Bow to the Snow Queen

Pine Tree with Snow

The tree’s snow cloak drags the ground
Until the snow falls, wind-downed.
Released branch springs up with a shiver,
Like a dog, with a shake and quiver,
Rising from its long, low bend,
To the Snow Queen, its lady friend.

Copyright 2015 Brenda Davis Harsham

Snow Queen Haibun

Wetlands in Snow

I walk through my own personal cloud of crystalline breath. The nighttime is silent but for the thuds of snow falling from branches.
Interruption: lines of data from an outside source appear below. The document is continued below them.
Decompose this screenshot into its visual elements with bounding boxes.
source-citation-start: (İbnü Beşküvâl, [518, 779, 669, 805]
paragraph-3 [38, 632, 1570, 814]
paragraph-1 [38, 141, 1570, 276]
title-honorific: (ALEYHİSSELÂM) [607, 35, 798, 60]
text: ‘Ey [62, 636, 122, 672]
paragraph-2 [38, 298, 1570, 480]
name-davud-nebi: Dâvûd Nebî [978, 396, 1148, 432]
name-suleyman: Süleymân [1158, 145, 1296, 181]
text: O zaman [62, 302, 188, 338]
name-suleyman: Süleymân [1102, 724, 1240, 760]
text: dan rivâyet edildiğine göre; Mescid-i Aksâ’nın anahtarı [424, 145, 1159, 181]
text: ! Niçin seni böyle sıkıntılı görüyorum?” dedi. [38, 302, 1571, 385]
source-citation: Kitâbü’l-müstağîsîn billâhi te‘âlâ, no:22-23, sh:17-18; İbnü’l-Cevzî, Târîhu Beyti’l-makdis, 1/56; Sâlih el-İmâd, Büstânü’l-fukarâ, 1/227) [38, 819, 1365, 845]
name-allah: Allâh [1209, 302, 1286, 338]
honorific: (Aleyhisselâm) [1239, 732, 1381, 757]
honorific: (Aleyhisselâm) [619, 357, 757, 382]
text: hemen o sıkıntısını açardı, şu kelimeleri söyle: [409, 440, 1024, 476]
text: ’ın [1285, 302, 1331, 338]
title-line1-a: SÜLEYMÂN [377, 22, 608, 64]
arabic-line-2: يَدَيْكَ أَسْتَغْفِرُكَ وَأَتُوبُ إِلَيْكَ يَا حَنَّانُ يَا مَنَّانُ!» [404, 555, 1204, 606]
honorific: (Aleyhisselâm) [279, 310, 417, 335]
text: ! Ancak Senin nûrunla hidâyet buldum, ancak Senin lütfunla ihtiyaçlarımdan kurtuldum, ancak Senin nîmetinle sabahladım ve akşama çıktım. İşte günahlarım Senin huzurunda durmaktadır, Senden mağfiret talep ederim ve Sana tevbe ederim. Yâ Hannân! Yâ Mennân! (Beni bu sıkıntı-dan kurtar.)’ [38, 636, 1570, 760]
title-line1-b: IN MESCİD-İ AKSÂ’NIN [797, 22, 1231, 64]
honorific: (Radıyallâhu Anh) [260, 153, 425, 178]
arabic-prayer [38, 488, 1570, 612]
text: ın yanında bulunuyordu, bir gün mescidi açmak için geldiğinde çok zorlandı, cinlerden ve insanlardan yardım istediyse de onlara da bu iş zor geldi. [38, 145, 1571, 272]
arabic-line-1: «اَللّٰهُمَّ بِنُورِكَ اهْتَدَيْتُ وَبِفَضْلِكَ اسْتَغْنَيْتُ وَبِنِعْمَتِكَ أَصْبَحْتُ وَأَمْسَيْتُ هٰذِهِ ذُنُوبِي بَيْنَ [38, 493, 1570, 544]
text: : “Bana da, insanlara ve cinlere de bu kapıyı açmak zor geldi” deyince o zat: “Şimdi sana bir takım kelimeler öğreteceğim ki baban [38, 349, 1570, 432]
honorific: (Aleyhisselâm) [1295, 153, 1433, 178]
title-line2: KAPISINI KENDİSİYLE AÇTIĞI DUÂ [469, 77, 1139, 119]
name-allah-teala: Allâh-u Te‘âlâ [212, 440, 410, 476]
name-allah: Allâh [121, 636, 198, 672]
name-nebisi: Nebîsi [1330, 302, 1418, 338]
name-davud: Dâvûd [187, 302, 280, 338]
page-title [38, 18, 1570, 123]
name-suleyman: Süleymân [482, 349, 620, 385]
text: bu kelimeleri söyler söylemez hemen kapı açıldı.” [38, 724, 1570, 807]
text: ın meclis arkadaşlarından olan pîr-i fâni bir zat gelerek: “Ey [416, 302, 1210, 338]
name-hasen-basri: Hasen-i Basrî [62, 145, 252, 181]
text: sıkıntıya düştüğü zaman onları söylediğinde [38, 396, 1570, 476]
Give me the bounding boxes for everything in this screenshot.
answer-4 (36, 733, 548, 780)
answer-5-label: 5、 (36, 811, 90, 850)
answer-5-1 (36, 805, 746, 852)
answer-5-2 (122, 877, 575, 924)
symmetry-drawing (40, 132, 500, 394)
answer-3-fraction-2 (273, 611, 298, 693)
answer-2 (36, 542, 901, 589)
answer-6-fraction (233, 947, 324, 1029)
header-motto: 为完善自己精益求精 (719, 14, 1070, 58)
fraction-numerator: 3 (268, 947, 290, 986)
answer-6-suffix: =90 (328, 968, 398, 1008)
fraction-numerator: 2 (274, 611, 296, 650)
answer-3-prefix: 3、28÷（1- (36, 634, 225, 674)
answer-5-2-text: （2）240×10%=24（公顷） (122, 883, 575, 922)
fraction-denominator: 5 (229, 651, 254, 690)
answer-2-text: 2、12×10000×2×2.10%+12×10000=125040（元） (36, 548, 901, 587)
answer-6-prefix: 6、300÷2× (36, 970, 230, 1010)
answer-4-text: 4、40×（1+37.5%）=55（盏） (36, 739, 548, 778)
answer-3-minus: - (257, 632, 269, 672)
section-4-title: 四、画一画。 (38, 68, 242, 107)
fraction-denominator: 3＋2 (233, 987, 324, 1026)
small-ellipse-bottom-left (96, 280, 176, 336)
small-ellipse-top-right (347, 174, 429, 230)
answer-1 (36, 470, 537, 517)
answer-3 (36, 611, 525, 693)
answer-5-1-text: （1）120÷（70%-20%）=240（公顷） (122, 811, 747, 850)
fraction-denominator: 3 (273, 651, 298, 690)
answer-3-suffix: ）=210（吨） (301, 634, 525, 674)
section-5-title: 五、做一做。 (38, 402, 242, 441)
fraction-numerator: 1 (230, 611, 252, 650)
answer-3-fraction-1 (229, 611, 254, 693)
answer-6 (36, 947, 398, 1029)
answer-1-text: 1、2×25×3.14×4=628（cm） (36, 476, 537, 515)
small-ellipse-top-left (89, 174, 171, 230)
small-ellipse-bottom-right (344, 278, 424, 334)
The modern world disappears, and even the family van is a slumbering dragon. I pace the silent woods, twilight falling to full dark quickly.

ice chokes the pond
water reflects the dark sky
even my breath stills

Frosted Window

I return to a long-ago winter. Lacy snowflakes fall all night. School is cancelled. Frost stars seal the window glass. I don three layers of clothes before pushing through drifts over my head. I forge new pathways. I enter an icy, secret world with caves, trolls, mountains and a snow queen.

hiding from monsters
across alien frozen worlds
in the quiet, is me

Copyright 2015 Brenda Davis Harsham

Note: This is a haibun, a Japanese form of writing, alternating prose and poetry, in this case, haiku. It has many rules. It should be present tense. The haiku should be without punctuation, except where a stop is indicated by a comma. Basho made this form famous.